Have an opinion about this post? Please consider leaving a comment or subscribing to the feed to have future articles delivered to your feed reader.

  1. ad says:
    up arrow

    How could the bus be turning left from Lombard onto Van Ness? Almost all SB GGT buses turn right from Lombard to Van Ness.

  2. roamer says:
    up arrow

    Mr. Wyle, if the bus was in fact making a left turn (the previous poster makes a good point …the bus in fact may not have been making a left turn. That needs to be confirmed), please read through this thread on a transit enthusiast’s forum:


    It will take some time to read through and study the points being brought up in the thread but if you or other legal experts can study this and help in any way, I know it would be appreciated.

    Many believe that there’s a simple solution to reducing or even eliminating bus/pedestrian accidents where a pedestrian is struck by a transit bus making a left turn. Studying the thread given in the link will reveal the solution.

    How many more innocent pedestrians must die because of the stubbornest of these transit agencies?

  3. roamer says:
    up arrow

    correction: “stubbornness”

  4. Eddie says:
    up arrow

    Many GGT buses going the the Financial District each morning make a left from Lombard onto Van Ness on a left turning light signal. Before we completely put all blame on the driver, was the pedestrian crossing appropriately with the light and if she was a jogger as it has been said, was she wearing appropriate clothing to see her and what about a iPod or some other distraction that may have contributed to the pedestrian sharing in the potential fault. All I am asking that before all blame is put on one entity all the facts need to be thoroughly reviewed. Someone dying is horrible, but this person is going to have to live with that as well for the rest of their life. Pedestrians and bicyclist are causing as much danger in this city by running lights, stop signs and not respecting the laws of the road.

  5. roamer says:
    up arrow

    In further studying the system map, I agree with Eddie that the bus did in fact make a left turn from eastbound Lombard Street to northbound Van Ness Avenue as initially reported. The photo in the SFGate news report does suggest the bus is positioned heading north on Van Ness Avenue just past the intersection from what I can gather from Google Street View.

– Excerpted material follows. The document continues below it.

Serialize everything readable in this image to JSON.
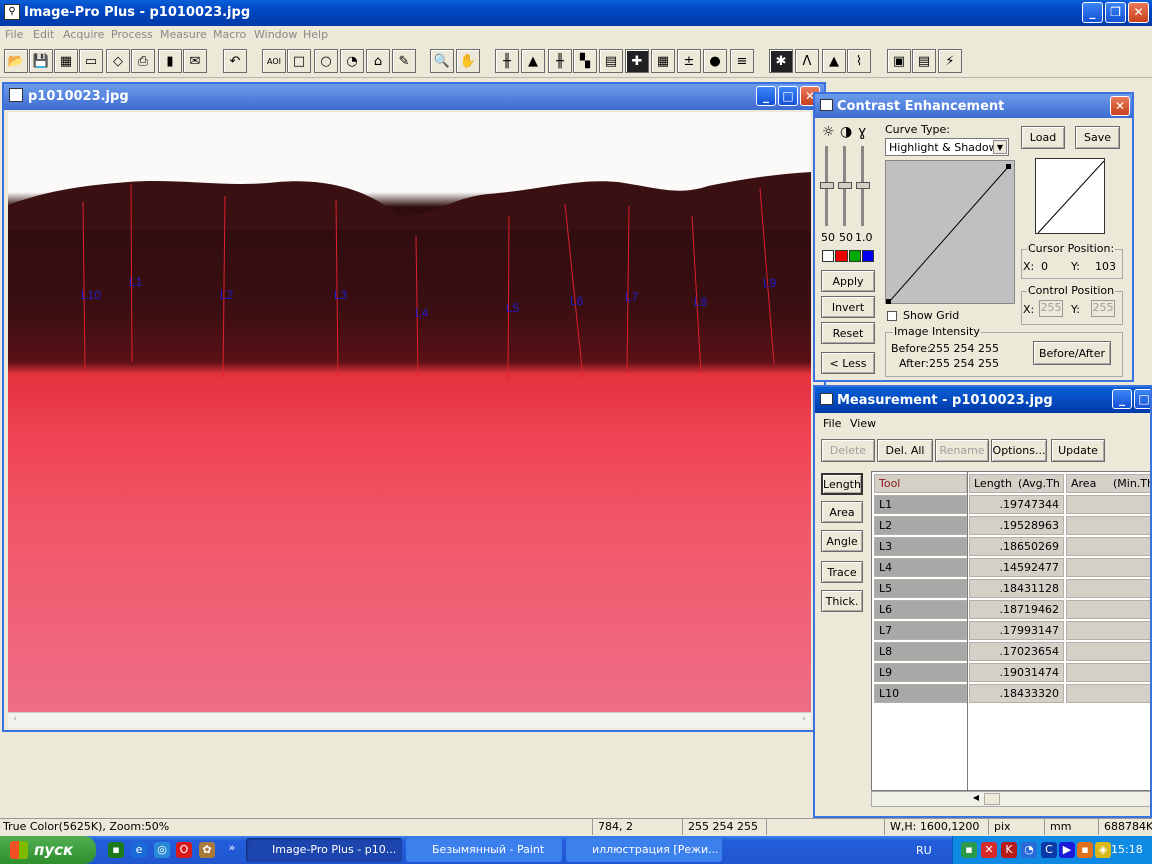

    Since the bus making a left turn now seems to be established, I again ask you to study the issue in the above thread and if you see fit, mention this to the City when you attend the Supervisor’s meetings.

    Being that the bus driver was a 35+ -year veteran employee with a clean driving record, I strongly suspect that his view of the pedestrian could very easily have been blocked by the left mirror as he was making the turn. As you will see from the comments in the CPTDB thread referenced, the re-mounting of the mirror to a position higher or lower, along with using a smaller mirror head, could free up the driver’s view as he/she makes a left turn. Since I do not know the complete circumstances of the accident report for this incident, I can’t say that this played a role but I am guessing that there’s a good chance that it could have.

    Thank you in advance if you can help save the life of another innocent pedestrian getting killed by a left-turning transit bus by at least forcing one transit agency address this issue.